NCC Responds To Post Editorial Regarding Brazil WTO Case

The NCC sent a letter to the editor to the Washington Post in response to the newspaper's editorial that was critical of the Brazil WTO Dispute resolution.

Published: October 9, 2014
Updated: October 20, 2014

NCC Letter to the Editor

As part of your long standing assault on the providers of the world’s safest and most plentiful supplies of food and fiber, your October 8 editorial continues the inaccuracies and misrepresentations for which you are renowned. Brazil won a WTO arbitration finding in 2009 against the operation of the U.S. export credit guarantee program for all agricultural commodities and against two components of U.S. cotton policy. Based on the arbitration findings, Brazil announced it would seek retaliation for annual damages of $682.0 million associated with export credit guarantees and $147.3 million associated with some U.S. cotton policies. The U.S. and Brazilian governments negotiated a temporary agreement in 2010 that avoided trade retaliation while a farm bill was anticipated from Congress in 2011. Unfortunately, the farm bill was not completed until early 2014.  In that farm bill, U.S. cotton policy was reformed and the export credit guarantee program was altered. Now the two governments have resolved the dispute and prevented any trade retaliation. The new farm bill cut expected commodity program spending by 24% and cotton spending, specifically, was reduced 38%. Can any other legislation be found that cut spending to this degree in the last three years?

Mark Lange
President, National Cotton Council

Washington Post editorial

U.S.-Brazil cotton deal perpetuates an unhealthy status quo of subsidies

By Editorial Board

WHEN IS a victory for the United States not exactly a victory for the American taxpayer? When it’s an international agreement like the one the Obama administration has just reached to settle a long-running dispute with Brazil over cotton subsidies.
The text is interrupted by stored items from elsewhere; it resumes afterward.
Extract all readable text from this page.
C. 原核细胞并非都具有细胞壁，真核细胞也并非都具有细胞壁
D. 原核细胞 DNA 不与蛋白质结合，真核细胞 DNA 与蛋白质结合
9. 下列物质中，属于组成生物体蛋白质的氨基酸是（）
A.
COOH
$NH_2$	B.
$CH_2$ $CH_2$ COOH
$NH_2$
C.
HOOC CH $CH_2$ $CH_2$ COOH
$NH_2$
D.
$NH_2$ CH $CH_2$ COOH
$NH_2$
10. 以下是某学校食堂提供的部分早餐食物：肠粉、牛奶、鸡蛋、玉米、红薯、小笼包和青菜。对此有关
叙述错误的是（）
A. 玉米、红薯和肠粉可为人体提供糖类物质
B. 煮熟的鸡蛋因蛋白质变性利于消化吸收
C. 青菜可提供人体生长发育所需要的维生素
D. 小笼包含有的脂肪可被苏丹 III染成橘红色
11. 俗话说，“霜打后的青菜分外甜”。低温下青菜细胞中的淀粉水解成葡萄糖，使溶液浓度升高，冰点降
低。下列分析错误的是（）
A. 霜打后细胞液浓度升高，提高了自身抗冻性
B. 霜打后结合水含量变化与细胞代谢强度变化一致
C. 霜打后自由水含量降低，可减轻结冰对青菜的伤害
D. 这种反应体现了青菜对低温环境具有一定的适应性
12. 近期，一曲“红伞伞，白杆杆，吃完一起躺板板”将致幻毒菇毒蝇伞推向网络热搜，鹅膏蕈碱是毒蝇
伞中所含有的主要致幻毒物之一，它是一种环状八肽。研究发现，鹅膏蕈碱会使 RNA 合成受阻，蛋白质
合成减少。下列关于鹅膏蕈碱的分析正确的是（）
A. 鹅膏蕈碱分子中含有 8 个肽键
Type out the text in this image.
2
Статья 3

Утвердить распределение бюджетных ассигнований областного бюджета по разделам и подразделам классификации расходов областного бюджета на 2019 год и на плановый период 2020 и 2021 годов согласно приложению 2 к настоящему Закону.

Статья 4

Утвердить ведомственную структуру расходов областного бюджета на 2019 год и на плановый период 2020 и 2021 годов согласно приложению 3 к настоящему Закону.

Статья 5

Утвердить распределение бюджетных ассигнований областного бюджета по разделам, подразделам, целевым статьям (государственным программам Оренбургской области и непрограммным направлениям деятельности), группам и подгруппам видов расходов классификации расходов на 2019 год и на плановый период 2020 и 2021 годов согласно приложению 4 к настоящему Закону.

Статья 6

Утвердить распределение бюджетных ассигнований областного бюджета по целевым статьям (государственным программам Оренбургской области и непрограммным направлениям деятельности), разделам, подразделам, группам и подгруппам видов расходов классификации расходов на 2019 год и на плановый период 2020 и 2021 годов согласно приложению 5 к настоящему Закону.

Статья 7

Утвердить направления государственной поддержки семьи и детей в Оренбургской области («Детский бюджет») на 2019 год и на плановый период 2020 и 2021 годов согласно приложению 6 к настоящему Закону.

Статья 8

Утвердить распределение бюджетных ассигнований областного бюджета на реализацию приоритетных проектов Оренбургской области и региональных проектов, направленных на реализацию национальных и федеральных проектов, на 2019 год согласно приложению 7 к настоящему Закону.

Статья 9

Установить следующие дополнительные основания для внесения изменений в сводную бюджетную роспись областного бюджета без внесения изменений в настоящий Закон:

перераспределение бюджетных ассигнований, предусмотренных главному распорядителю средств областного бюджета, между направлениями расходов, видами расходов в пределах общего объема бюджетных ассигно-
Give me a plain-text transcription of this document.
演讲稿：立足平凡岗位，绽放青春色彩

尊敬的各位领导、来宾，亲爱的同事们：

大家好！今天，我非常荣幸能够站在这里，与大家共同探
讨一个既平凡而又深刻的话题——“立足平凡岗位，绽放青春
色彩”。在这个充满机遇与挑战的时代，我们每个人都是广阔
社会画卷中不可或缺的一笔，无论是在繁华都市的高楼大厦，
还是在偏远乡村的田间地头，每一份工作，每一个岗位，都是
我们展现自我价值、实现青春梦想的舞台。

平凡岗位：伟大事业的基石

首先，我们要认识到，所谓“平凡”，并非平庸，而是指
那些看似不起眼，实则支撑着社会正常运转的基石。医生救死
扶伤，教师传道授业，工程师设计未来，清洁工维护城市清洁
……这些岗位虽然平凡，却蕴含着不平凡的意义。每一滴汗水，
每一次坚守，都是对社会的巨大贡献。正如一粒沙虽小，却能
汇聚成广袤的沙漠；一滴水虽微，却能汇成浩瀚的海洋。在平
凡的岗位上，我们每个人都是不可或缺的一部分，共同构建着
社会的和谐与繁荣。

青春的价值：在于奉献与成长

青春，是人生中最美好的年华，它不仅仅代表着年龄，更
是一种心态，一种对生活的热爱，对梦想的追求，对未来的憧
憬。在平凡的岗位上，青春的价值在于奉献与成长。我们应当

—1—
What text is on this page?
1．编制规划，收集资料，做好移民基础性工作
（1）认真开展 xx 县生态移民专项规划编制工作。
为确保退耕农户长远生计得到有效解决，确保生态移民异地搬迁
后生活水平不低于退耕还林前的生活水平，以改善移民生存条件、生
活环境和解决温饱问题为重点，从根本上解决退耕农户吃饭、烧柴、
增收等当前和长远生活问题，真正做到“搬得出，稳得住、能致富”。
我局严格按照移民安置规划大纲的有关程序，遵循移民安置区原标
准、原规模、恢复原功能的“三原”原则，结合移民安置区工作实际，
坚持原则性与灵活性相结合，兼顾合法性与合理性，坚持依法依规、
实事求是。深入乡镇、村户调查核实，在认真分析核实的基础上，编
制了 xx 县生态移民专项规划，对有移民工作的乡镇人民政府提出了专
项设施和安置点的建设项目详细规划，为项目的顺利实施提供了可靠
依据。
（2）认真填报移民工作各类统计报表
The roots of that dispute lie in this country’s history of showering federal funds on crop producers, including cotton growers. That particular business received $32.9 billion from Washington between 1995 and 2012, according to the Environmental Working Group, largely through programs that had the effect of rewarding farmers for increasing production. The extra supply dampened prices on the world market, so, in 2002, Brazil complained to the World Trade Organization, which ruled that U.S. cotton subsidies were indeed “trade-distorting” and authorized Brazil to retaliate against U.S. exports. The United States avoided sanctions — not by reforming its programs but by agreeing in 2010 to pay Brazil’s cotton farmers $147.3 million per year.

In short, the U.S. government bought off Brazil’s cotton farmers so that it could keep on buying off its own. Under the new settlement, announced Wednesday, Brazil agreed to drop its case at the WTO and to forgo any new ones during the five-year term of the farm bill Congress enacted last year. In return, the United States agreed to trim the modest U.S. cotton export credit subsidy program and, most important, to pay Brazil one last dollop of taxpayer cash, in the amount of $300 million.

This is good news to the extent that it fortifies U.S.-Brazil relations on the eve of a new presidential term in that country and that it spares U.S. exporters from the threat of Brazilian retaliation, which could have reached a total of $829 million per year. Yet, in essence, the new deal perpetuates the unhealthy status quo whereby the United States pays Brazil for the right to continue propping up a domestic cotton industry that can and should learn to compete on its own.

How so? Because instead of abolishing the old system of cotton subsidies that the WTO had found to violate international trade rules and leaving cotton farmers to compete in the marketplace like other businesses, the 2014 farm bill abolished the old subsidy system — and replaced it with a lavish new one, known as the Stacked Income Protection Plan, or STAX. Basically, STAX guarantees cotton farmers between 70 percent and 90 percent of “expected” revenue for their area, as determined by the Agriculture Department according to a formula no ordinary American understands. Federal subsidies cover 80 percent of the premiums for this “insurance,” which is how the handout has to be characterized so that it can be portrayed — questionably, to be sure — as WTO-compliant. The new scheme doesn’t take effect until 2015, so cotton farmers get “transition” cash until then, naturally. Ten-year cost, according to the Congressional Budget Office: $3.29 billion. By the way, the farm bill contains no limit to the payout any individual cotton farmer can receive under the program.

In STAX, as always with agriculture subsidies, the deck is stacked against the taxpayer.